The situation in the Strait of Hormuz has escalated sharply following attacks on tankers, including a vessel operating for a U.S. entity. Currently, around a thousand ships are blocked in the region, with a total cargo value estimated at $25 billion. This crisis not only impacts global energy markets but also poses a real threat to the food security of Persian Gulf states and the stability of agricultural product supplies from Brazil and India.

Paralysis of maritime transport

Around 1000 vessels are stuck in the region, blocking goods worth $25 billion and trapping 20,000 sailors.

Attacks on tankers

Damage to vessels off the coast of Kuwait and an attack on an American tanker have been confirmed, halting traffic in the strait.

Food crisis

The blockade of routes threatens grain supplies from Brazil and food imports to Persian Gulf countries.

Gains for Russia and China

Amid instability in the Middle East, China is increasing imports of raw materials from Russia, bypassing threatened routes.

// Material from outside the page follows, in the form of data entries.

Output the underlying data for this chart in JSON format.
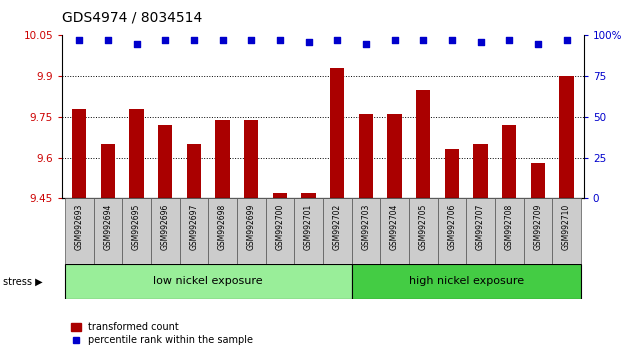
{
  "title": "GDS4974 / 8034514",
  "samples": [
    "GSM992693",
    "GSM992694",
    "GSM992695",
    "GSM992696",
    "GSM992697",
    "GSM992698",
    "GSM992699",
    "GSM992700",
    "GSM992701",
    "GSM992702",
    "GSM992703",
    "GSM992704",
    "GSM992705",
    "GSM992706",
    "GSM992707",
    "GSM992708",
    "GSM992709",
    "GSM992710"
  ],
  "transformed_counts": [
    9.78,
    9.65,
    9.78,
    9.72,
    9.65,
    9.74,
    9.74,
    9.47,
    9.47,
    9.93,
    9.76,
    9.76,
    9.85,
    9.63,
    9.65,
    9.72,
    9.58,
    9.9
  ],
  "percentile_ranks": [
    97,
    97,
    95,
    97,
    97,
    97,
    97,
    97,
    96,
    97,
    95,
    97,
    97,
    97,
    96,
    97,
    95,
    97
  ],
  "ylim_left": [
    9.45,
    10.05
  ],
  "ylim_right": [
    0,
    100
  ],
  "yticks_left": [
    9.45,
    9.6,
    9.75,
    9.9,
    10.05
  ],
  "yticks_right": [
    0,
    25,
    50,
    75,
    100
  ],
  "ytick_labels_right": [
    "0",
    "25",
    "50",
    "75",
    "100%"
  ],
  "bar_color": "#aa0000",
  "dot_color": "#0000cc",
  "grid_lines": [
    9.6,
    9.75,
    9.9
  ],
  "group1_label": "low nickel exposure",
  "group2_label": "high nickel exposure",
  "group1_count": 10,
  "group2_count": 8,
  "group1_color": "#99ee99",
  "group2_color": "#44cc44",
  "stress_label": "stress",
  "legend_bar_label": "transformed count",
  "legend_dot_label": "percentile rank within the sample",
  "bar_width": 0.5,
  "tick_label_color_left": "#cc0000",
  "tick_label_color_right": "#0000cc",
  "cell_color": "#cccccc",
  "cell_border": "#555555"
}
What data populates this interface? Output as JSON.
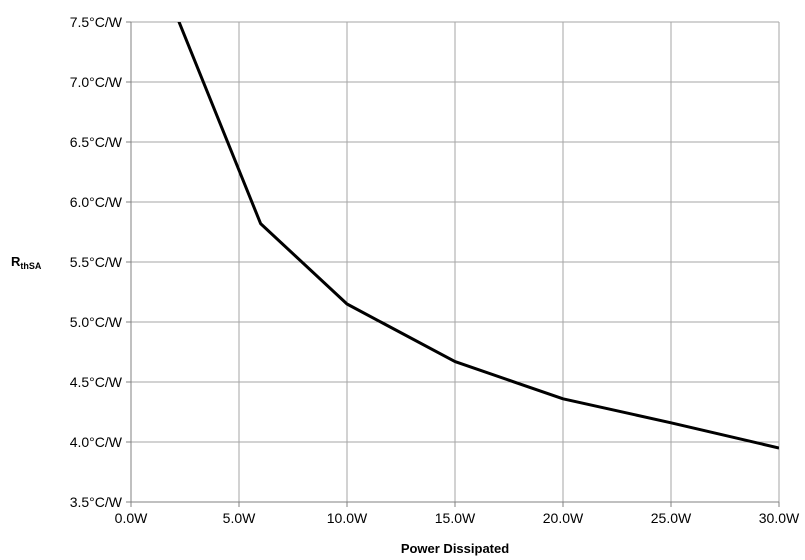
{
  "chart_data": {
    "type": "line",
    "title": "",
    "xlabel": "Power Dissipated",
    "ylabel": {
      "main": "R",
      "subscript": "thSA"
    },
    "xlim": [
      0,
      30
    ],
    "ylim": [
      3.5,
      7.5
    ],
    "x_ticks": [
      0,
      5,
      10,
      15,
      20,
      25,
      30
    ],
    "x_tick_labels": [
      "0.0W",
      "5.0W",
      "10.0W",
      "15.0W",
      "20.0W",
      "25.0W",
      "30.0W"
    ],
    "y_ticks": [
      3.5,
      4.0,
      4.5,
      5.0,
      5.5,
      6.0,
      6.5,
      7.0,
      7.5
    ],
    "y_tick_labels": [
      "3.5°C/W",
      "4.0°C/W",
      "4.5°C/W",
      "5.0°C/W",
      "5.5°C/W",
      "6.0°C/W",
      "6.5°C/W",
      "7.0°C/W",
      "7.5°C/W"
    ],
    "grid": true,
    "legend": "none",
    "line_color": "#000000",
    "grid_color": "#a6a6a6",
    "series": [
      {
        "x": [
          2.0,
          6.0,
          10.0,
          15.0,
          20.0,
          25.0,
          30.0
        ],
        "y": [
          7.6,
          5.82,
          5.15,
          4.67,
          4.36,
          4.16,
          3.95
        ]
      }
    ]
  }
}
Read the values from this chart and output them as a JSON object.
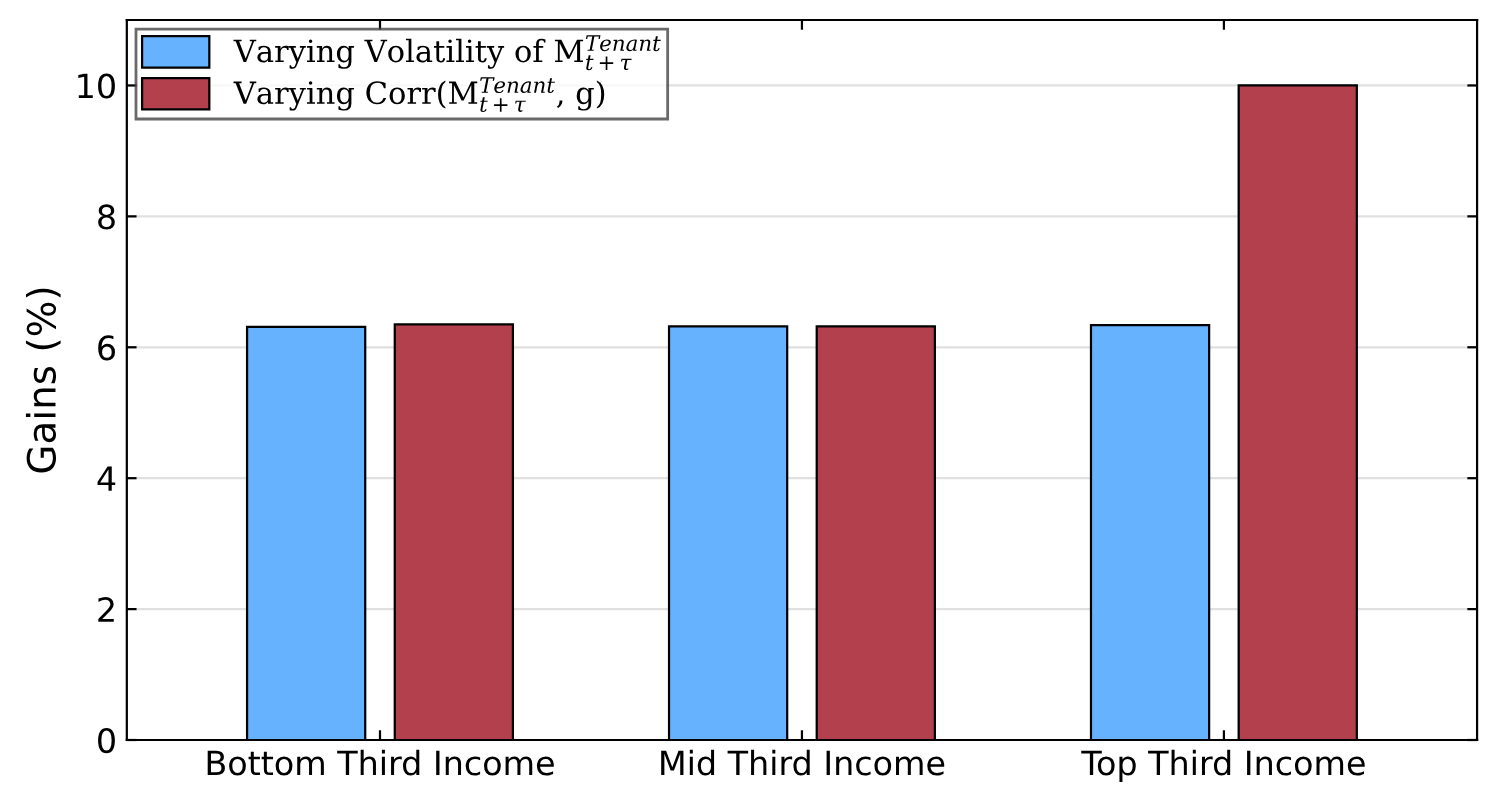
{
  "chart_data": {
    "type": "bar",
    "ylabel": "Gains (%)",
    "categories": [
      "Bottom Third Income",
      "Mid Third Income",
      "Top Third Income"
    ],
    "series": [
      {
        "name": "Varying Volatility of M$^{Tenant}$$_{t+τ}$",
        "color": "#66b2ff",
        "values": [
          6.31,
          6.32,
          6.34
        ]
      },
      {
        "name": "Varying Corr(M$^{Tenant}$$_{t+τ}$, g)",
        "color": "#b3404d",
        "values": [
          6.35,
          6.32,
          10.0
        ]
      }
    ],
    "ylim": [
      0,
      11
    ],
    "yticks": [
      0,
      2,
      4,
      6,
      8,
      10
    ],
    "grid": "y",
    "legend": "top left"
  }
}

The escalating armed conflict in the Persian Gulf region has led to a de facto paralysis of the Strait of Hormuz. The latest reports indicate serious damage to a tanker off the coast of Kuwait and an attack on an American vessel, forcing shipowners to halt traffic. It is estimated that around 20,000 sailors and 15,000 passengers from civilian vessels are currently aboard the trapped ships. This situation has triggered an immediate reaction from insurance markets, where brokers are feverishly negotiating with the U.S. government the terms for covering vessels with war insurance. In 1980, during the Iran-Iraq War, the so-called Tanker War began, in which both sides attacked a total of over 500 merchant ships, forcing the U.S. Navy to launch Operation Earnest Will, which involved escorting civilian vessels.The blockade not only hits the energy sector but destabilizes global food trade. Brazil, a key grain exporter to Arab countries, is reporting logistical problems, and disruptions in the supply of artificial fertilizers could translate into lower crop yields in subsequent seasons. In response to the crisis, Saudi Arabia has begun a desperate attempt to redirect oil exports via pipelines to ports on the Red Sea, but their capacity is unable to meet total demand. Meanwhile, Russia and China are gaining politically and economically from the conflict, as they tighten resource cooperation bypassing the destabilized Middle Eastern routes. „Stretto di Hormuz: 1000 navi ferme per un valore di 25 miliardi di dollari” (Strait of Hormuz: 1000 ships stopped with a value of 25 billion dollars) — Il Fatto Quotidiano India, one of the largest energy importers in the region, has turned to Washington for clarification on plans to protect shipping and to secure safety guarantees for cargo. Experts warn that any potential introduction of military escorts for merchant ships could be interpreted by Tehran as a provocation and lead to the use of coastal missile systems. The situation currently remains deadlocked, and growing oil stocks in Saudi terminals, which cannot be dispatched, threaten to halt extraction at oil fields due to a lack of available storage space.